Practice and evidence of learning
- Learners complete or discuss: Create a 90-day AI implementation plan.
- Learners produce: Create a 90-day AI implementation plan.
- Instructor checks for accuracy, practical usefulness, clear assumptions, appropriate human review, and fit with the course audience.
- Learners revise once after feedback so the module contributes to the final project, portfolio, or playbook.
Minimum coverage before moving on
- Learners can explain the module vocabulary without relying on tool-generated text.
- Learners have seen one worked example, one hands-on application, and one limitation or failure case.
- Learners know what must be verified, what data must be protected, and who remains accountable for the output.
Core labs and builds
- AI audit lab: identify 20 opportunities and score them by ROI, ease, risk, and data readiness.
- SOP transformation lab: convert a manual SOP into an AI-assisted workflow.
- Quality gate lab: add review, verification, customer consent, and escalation rules.
- AI dashboard lab: define metrics for speed, cost, conversion, quality, and customer satisfaction.
Capstone
- Build a business AI operating plan. It includes use-case portfolio, 90-day roadmap, AI tool stack, workflow diagrams, data policy, staff training plan, budget, ROI assumptions, and governance checklist.
Assessment design
- Opportunity scoring matrix.
- Workflow redesign artifact.
- AI stack and vendor rationale.
- Final 90-day operating plan.
Recommended tools and datasets
- ChatGPT/Claude/Gemini, spreadsheets, Notion or Google Drive, Zapier/Make/n8n, CRM examples, analytics dashboards, prompt libraries, SOP templates, risk matrices.
Instructor notes
- For Indian SMEs, include examples around WhatsApp sales, regional language support, appointment booking, invoices, GST-aware workflows, lead management, training, and founder time management.
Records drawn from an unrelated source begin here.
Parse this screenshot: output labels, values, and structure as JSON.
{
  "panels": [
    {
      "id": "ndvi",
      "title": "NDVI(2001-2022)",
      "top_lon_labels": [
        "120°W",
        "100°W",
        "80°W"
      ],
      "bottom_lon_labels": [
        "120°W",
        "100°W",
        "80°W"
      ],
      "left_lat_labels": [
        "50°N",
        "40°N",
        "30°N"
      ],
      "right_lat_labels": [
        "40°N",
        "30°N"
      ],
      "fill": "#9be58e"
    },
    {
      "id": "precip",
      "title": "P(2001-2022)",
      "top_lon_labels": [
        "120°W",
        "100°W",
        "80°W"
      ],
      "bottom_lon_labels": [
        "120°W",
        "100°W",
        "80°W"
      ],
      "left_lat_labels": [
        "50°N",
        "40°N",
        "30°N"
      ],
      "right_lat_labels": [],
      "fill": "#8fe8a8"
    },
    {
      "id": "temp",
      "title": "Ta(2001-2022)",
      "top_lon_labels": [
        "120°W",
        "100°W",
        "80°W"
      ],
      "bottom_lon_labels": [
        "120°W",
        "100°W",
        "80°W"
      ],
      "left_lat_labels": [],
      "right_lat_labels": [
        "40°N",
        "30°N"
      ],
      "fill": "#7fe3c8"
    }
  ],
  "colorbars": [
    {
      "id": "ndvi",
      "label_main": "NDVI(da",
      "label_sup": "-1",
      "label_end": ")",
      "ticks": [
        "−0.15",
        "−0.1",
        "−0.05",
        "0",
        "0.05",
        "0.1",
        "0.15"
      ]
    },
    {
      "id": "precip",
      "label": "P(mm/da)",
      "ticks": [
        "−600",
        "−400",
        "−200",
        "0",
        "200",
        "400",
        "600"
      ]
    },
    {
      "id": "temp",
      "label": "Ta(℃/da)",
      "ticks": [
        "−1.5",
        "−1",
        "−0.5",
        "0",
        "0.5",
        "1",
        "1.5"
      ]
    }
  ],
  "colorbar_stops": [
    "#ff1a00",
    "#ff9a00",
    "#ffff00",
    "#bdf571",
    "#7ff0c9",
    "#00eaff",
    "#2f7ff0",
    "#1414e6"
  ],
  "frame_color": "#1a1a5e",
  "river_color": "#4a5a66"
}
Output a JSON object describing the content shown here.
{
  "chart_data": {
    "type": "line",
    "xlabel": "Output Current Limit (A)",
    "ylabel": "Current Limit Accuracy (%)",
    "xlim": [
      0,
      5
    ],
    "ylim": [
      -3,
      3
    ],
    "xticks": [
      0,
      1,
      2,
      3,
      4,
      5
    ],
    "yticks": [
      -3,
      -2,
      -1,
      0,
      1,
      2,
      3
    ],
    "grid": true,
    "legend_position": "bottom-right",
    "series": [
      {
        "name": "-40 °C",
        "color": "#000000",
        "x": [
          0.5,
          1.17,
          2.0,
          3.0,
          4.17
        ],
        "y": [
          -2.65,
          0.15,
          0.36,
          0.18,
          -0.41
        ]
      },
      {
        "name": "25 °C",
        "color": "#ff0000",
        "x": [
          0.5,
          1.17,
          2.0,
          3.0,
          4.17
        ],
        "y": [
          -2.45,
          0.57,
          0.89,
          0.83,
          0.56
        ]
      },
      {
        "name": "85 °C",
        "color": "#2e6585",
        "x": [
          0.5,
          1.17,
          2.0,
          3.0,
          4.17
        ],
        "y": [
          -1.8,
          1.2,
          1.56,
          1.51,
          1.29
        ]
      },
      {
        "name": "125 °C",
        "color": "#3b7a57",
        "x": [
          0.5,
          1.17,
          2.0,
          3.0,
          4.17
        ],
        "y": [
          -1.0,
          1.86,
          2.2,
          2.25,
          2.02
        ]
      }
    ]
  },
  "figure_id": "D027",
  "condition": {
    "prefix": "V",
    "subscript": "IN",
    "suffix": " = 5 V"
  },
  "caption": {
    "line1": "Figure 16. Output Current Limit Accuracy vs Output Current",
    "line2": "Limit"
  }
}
Instructor Build Checklist
- Prepare one short demo for each module and one learner activity that creates a saved artifact.
- Prepare examples that match the audience, local context, and likely tools learners can access.
- Add a verification step to every AI-generated output: factual check, source check, data sensitivity check, and quality review.
- Keep a running portfolio folder so each module contributes to the final project or learner playbook.
- Reserve time for reflection on what the learner did, what AI did, what was checked, and what remains uncertain.